So how long before the Fed loses patience and starts to raise interest rates?

Eurodollar futures settle at a three- month lending rate that has averaged about 22 basis points more than the Fed's target over the past 10 years.

Here is a summary of what the market expects for Eurodollar futures based upon the pit-traded prices at the Chicago Mercantile Exchange:

DEC15- 0.865
DEC16- 1.66
DEC17- 2.125
DEC18- 2.37
DEC19- 2.54
DEC20- 2.69

What does all this mean?

I don’t know.

Eurodollar futures currently imply a federal funds rate well below the indications of just three months ago.  For example, the December 2020 rate is now 66 basis points lower.

Keep your eyes and ears open for this week’s auction of 30 year Treasury bonds.

After the Fed’s meeting, the 30 year Treasury bond dropped 10 basis points to 2.30 percent, an all-time low.  
Last month’s auction of $13 billion in 30-year bonds drew a yield of 2.430 percent, below the previous record of 2.580 percent in July 2012.  
After the jobs report on Friday,  the 30-year Treasury added 10.1 basis points to 2.523%.

This distinct flattening of the long end of the yield curve implies investors are rethinking the timing of Federal Reserve interest-rate hikes.

If it ends up being a frustraneous week, go ahead and take Monday off.
It’s Washington’s Birthday!
Officially it is Washington’s Birthday and NOT “President’s Day.” 

In 1968, Congress passed the Uniform Monday Holidays Act, which moved the official observance of Washington's Birthday from February 22nd to the third Monday in February.  An early draft of the Uniform Monday Holiday Act would have renamed the holiday to "Presidents' Day" to honor the birthdays of both Washington and Lincoln, since Lincoln’s is February 12th.  This proposal however failed in committee and the bill as voted on and signed into law on June 28th 1968, kept the name Washington's Birthday.

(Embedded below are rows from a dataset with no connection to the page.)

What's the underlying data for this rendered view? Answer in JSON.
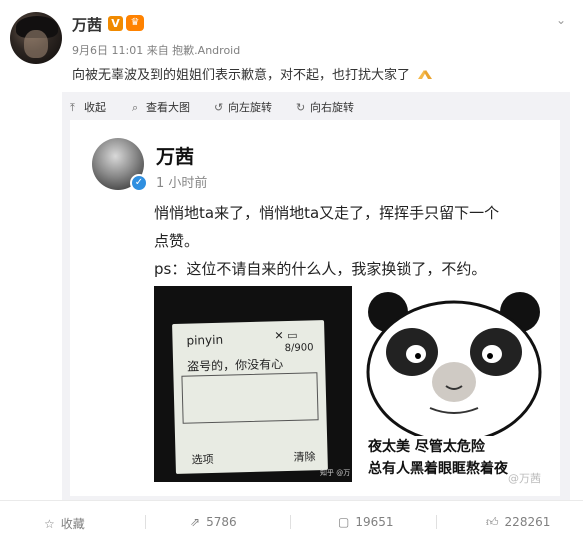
{
  "post": {
    "author": "万茜",
    "meta": "9月6日 11:01 来自 抱歉.Android",
    "text": "向被无辜波及到的姐姐们表示歉意，对不起，也打扰大家了"
  },
  "toolbar": {
    "collapse": "收起",
    "view_large": "查看大图",
    "rotate_left": "向左旋转",
    "rotate_right": "向右旋转"
  },
  "image": {
    "inner_name": "万茜",
    "inner_time": "1 小时前",
    "line1": "悄悄地ta来了，悄悄地ta又走了，挥挥手只留下一个",
    "line2": "点赞。",
    "line3": "ps：这位不请自来的什么人，我家换锁了，不约。",
    "phone": {
      "input_mode": "pinyin",
      "counter": "8/900",
      "message": "盗号的，你没有心",
      "left_softkey": "选项",
      "right_softkey": "清除",
      "watermark": "知乎 @万"
    },
    "panda_caption1": "夜太美 尽管太危险",
    "panda_caption2": "总有人黑着眼眶熬着夜",
    "watermark": "@万茜"
  },
  "actions": {
    "favorite": "收藏",
    "repost": "5786",
    "comment": "19651",
    "like": "228261"
  }
}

According to the Federal Reserve, here are our holidays for 2015:
Washington's Birthday February 16
Memorial Day May 25
*Independence Day July 4
Labor Day September 7
Columbus Day October 12
Veterans Day November 11
Thanksgiving Day November 26
Christmas Day December 25 

*Independence Day this year falls on a Saturday – so the Board of Governors is closed on July 3, 2015 and bankers get a three day weekend!